The June 6 runoff will mark the third time Keiko Fujimori has contested a Peruvian presidential election. The daughter of former Peruvian President Alberto Fujimori was narrowly defeated in previous presidential election runoffs in 2011 and 2016. Fujimori’s participation in Peru’s latest presidential election is especially remarkable as she is currently out on bail amid an ongoing investigation into her 2011 presidential campaign, for which she allegedly received illicit funding.
“Fujimori is accused of accepting $1.2 million in illicit party funding from Brazilian construction giant Odebrecht for her unsuccessful 2011 presidential election campaign,” AFP noted in January 2020 when a Peruvian court ordered the former first daughter to return to prison for 15 months’ pre-trial detention as part of an investigation into the Odebrecht scandal. Prior to her remanding, Fujimori had already spent 13 months in pre-trial detention and was released in November 2019, “but anti-corruption prosecutors had appealed that decision by the Constitutional Court.” Fujimori, 45, was released on bail most recently last May after Peru’s Supreme Court revoked her 15-month pre-trial detention sentence from January 2020 on an appeal after she had served just three months.
The Odebrecht corruption scandal, which involves bribes to former heads of state and government ministers, reaches beyond Peru into other Latin American countries including Ecuador and Brazil, where the company was headquartered. Odebrecht has allegedly paid $788 million in bribes across 12 countries, according to the U.S Justice Department. The Brazilian construction firm has admitted to paying at least $29 million in bribes to Peruvian government officials, including former presidents, since 2004.
Keiko Fujimori’s father, former Peruvian President Alberto Fujimori, is currently serving a 25-year prison sentence for human rights abuses after a Peruvian court in 2009 found him responsible for the massacres of people he labeled terrorists in 1991 and 1992. Alberto Fujimori served as Peru’s president from 1990-2000. Keiko told Peru’s América Televisión in January she would pardon her father, now 82, if she was elected president of Peru in April.

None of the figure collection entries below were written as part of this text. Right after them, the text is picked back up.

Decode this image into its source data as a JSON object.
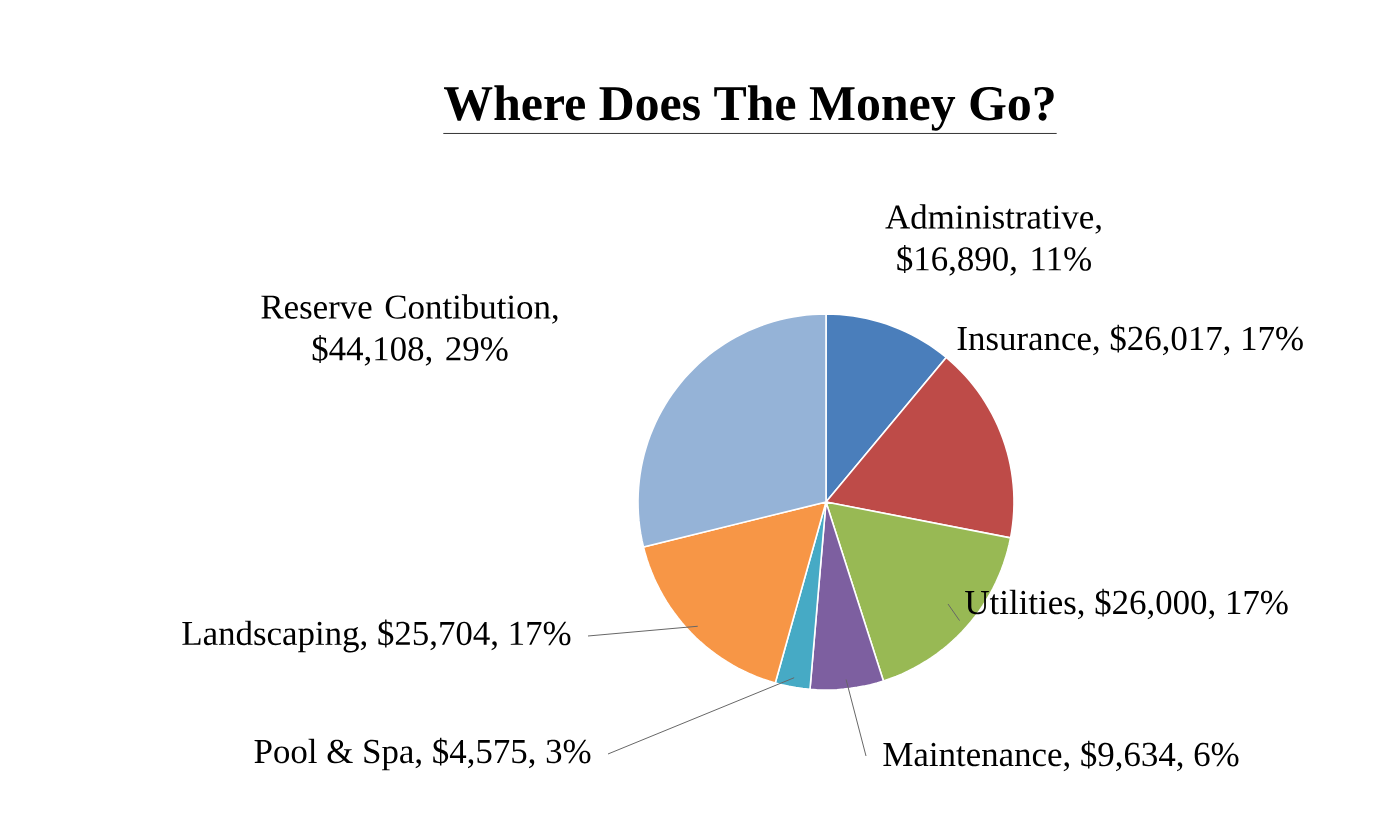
{
  "chart_data": {
    "type": "pie",
    "title": "Where Does The Money Go?",
    "categories": [
      "Administrative",
      "Insurance",
      "Utilities",
      "Maintenance",
      "Pool & Spa",
      "Landscaping",
      "Reserve Contibution"
    ],
    "values": [
      16890,
      26017,
      26000,
      9634,
      4575,
      25704,
      44108
    ],
    "value_labels": [
      ", $16,890, 11%",
      ", $26,017, 17%",
      ", $26,000, 17%",
      ", $9,634, 6%",
      ", $4,575, 3%",
      ", $25,704, 17%",
      ", $44,108, 29%"
    ],
    "colors": [
      "#4a7ebb",
      "#be4b48",
      "#98b954",
      "#7d5fa0",
      "#46aac5",
      "#f79646",
      "#95b3d7"
    ],
    "legend": false
  }
}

The April 11 vote, now headed for a June 6 runoff, will determine Peru’s fifth president in five years as the country’s government continues to battle political turmoil. Peru was left without a leader in November 2020 after Manuel Marino stepped down from his role as President of Peru after serving just five days in office.

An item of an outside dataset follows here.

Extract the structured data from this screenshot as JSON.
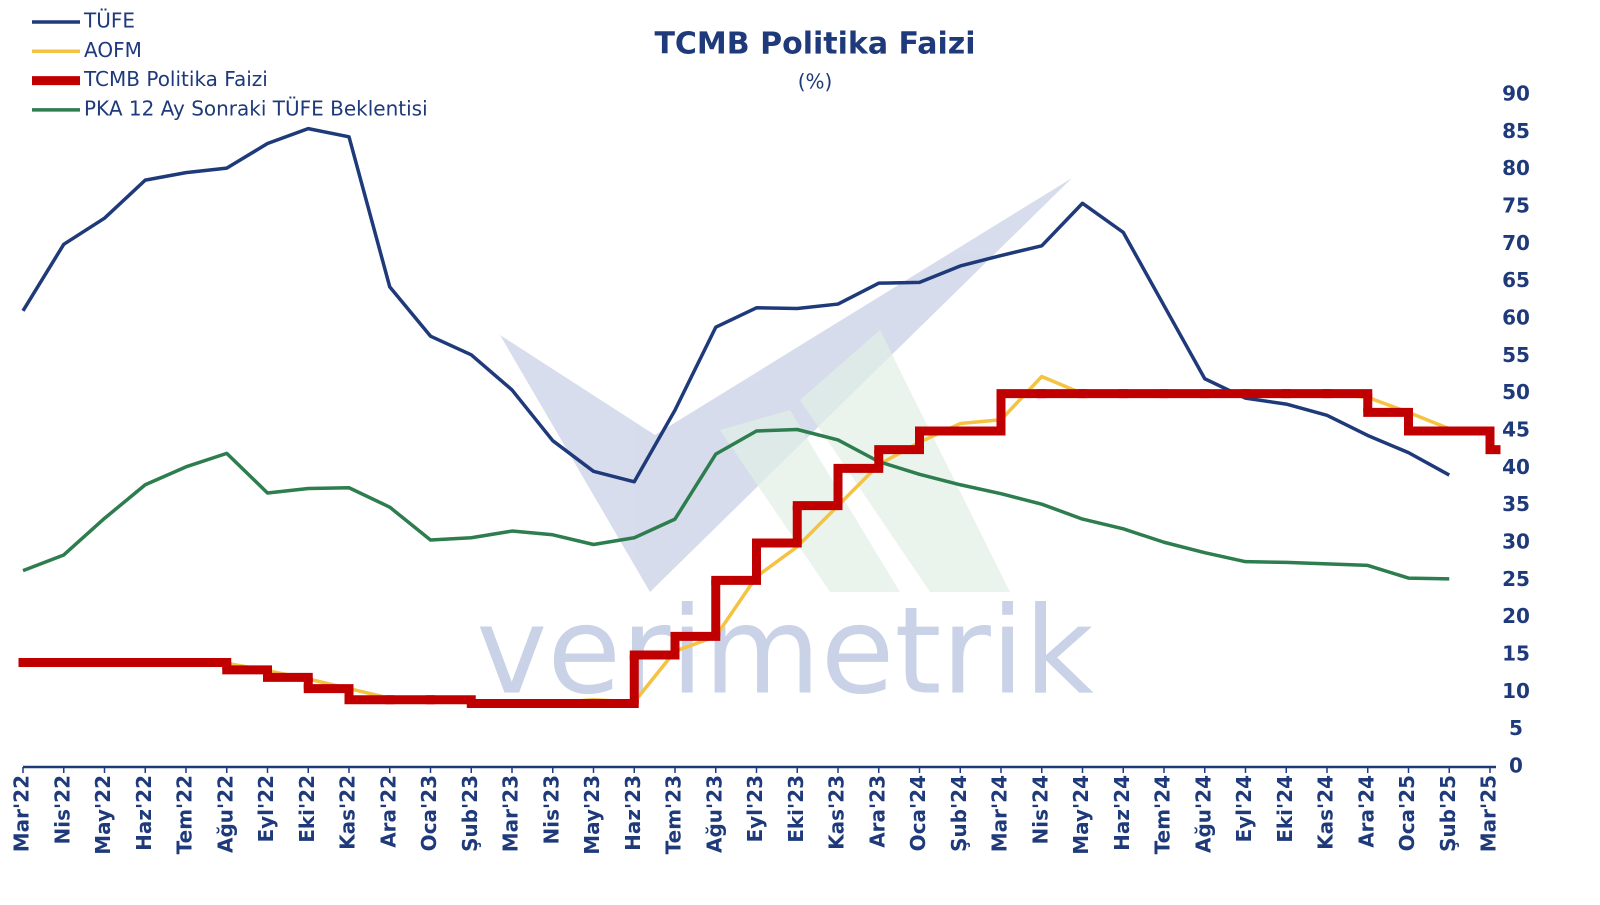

Keiko’s vow to pardon her father if she is elected president highlights decades of loyalty to him. Keiko sided with Alberto in 1994 after he split from Keiko’s mother, Susana Higuchi, and stripped her of the first lady title for accusing him of corruption. Susana and Alberto finalized their divorce in 1996. In Susana’s absence, Keiko took over as Peru’s first lady at just 19 years old.